Question: 1) A $1,000 face value bond currently has a yield to maturity of 4.4 percent. The bond matures in 10 years and pays interest semi-annually.
1) A $1,000 face value bond currently has a yield to maturity of 4.4 percent. The bond matures in 10 years and pays interest semi-annually. The coupon rate is 5.0 percent. What is the price today of this bond?
2) Best Western has $1,000 face value bonds outstanding. These bonds pay interest semiannually, mature in 5 years, and have a 4.8 percent coupon rate. The current price is quoted at $972. What is the yield to maturity?
3) XYZ has a $1000 Face Value 4% Coupon Bond (paid semi-annually). The bond is selling for $975.82 today and matures in 10 years. (The YTM today is 4.3%)
a What will be the price of the bond in 1 year (the bonds now have 9 years left until maturity) if
the YTM investors demand in 1 year is still 4.3%?
b) What will be the price of the bond in 1 year (the bonds now have 9 years left until maturity) if the YTM investors demand in 1 year is 4.2%?

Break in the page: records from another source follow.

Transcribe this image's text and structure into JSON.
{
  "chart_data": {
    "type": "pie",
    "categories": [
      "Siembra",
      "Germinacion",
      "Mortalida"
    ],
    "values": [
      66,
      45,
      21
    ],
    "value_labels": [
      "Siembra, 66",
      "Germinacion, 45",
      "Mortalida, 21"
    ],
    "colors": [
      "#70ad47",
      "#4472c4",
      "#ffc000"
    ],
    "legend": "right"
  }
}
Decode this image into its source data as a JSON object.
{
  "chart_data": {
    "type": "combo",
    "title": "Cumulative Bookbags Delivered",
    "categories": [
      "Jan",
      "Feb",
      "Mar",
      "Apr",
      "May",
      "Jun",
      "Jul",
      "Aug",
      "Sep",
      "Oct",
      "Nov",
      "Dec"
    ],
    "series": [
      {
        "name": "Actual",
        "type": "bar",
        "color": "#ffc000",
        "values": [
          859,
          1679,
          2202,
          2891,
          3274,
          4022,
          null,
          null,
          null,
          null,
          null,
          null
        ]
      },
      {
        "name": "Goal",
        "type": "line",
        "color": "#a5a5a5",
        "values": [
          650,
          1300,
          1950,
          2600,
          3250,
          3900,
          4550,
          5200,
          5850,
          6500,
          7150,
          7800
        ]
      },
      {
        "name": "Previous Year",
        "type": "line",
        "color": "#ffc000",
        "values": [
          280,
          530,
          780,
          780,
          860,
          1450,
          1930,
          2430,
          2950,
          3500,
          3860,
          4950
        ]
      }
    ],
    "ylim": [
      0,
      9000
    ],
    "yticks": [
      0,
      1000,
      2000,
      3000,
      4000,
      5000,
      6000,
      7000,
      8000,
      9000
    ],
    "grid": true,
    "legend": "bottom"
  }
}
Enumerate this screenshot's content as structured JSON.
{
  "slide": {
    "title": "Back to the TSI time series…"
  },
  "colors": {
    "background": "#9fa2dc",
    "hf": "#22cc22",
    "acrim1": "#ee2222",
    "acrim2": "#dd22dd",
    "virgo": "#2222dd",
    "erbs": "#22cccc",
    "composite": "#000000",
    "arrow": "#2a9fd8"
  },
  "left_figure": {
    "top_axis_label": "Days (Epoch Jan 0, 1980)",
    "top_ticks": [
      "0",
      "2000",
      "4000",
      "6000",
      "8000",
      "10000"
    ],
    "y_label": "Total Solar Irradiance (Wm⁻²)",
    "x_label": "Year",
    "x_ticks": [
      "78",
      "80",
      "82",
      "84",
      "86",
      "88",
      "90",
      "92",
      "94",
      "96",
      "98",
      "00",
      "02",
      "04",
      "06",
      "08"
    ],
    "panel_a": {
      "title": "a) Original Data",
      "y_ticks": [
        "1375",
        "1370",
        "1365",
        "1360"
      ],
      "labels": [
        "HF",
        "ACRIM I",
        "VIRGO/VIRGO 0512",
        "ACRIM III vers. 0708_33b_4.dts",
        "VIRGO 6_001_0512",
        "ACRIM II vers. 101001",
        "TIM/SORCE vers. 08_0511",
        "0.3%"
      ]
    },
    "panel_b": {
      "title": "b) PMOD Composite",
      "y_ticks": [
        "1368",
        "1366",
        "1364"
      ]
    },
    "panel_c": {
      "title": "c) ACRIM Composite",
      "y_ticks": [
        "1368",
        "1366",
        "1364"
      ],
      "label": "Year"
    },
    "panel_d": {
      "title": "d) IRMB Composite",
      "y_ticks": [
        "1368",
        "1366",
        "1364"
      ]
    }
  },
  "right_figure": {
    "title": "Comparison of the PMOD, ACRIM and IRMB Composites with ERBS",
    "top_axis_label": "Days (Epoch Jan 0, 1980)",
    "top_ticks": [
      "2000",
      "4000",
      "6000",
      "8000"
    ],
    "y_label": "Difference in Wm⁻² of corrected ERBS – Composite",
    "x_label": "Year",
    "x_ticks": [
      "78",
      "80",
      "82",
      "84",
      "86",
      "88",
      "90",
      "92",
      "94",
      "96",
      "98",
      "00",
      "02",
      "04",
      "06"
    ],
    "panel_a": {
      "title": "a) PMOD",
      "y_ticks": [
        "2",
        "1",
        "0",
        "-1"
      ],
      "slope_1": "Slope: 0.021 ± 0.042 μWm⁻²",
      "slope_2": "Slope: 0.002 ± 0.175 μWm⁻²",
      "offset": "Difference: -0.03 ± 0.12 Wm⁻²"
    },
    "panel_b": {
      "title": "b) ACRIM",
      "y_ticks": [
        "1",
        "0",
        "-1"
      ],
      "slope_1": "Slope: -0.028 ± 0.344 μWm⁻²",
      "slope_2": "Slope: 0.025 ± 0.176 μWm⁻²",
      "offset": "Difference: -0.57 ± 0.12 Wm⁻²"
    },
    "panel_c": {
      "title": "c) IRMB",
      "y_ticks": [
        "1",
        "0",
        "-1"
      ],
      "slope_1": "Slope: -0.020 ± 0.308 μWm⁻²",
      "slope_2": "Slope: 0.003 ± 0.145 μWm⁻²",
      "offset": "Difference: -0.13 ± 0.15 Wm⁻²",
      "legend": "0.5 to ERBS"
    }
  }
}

4) ABC Co wants to raise $2 million for an expansion project. The company wants to raise this money by selling zero coupon bonds with a par value (face value) of $1000 that mature in 10 years. These bonds would be sold with a Yield to Maturity of 6.8% per year with semi-annual compounding. How many bonds must ABC sell in order to raise the $2 million dollars?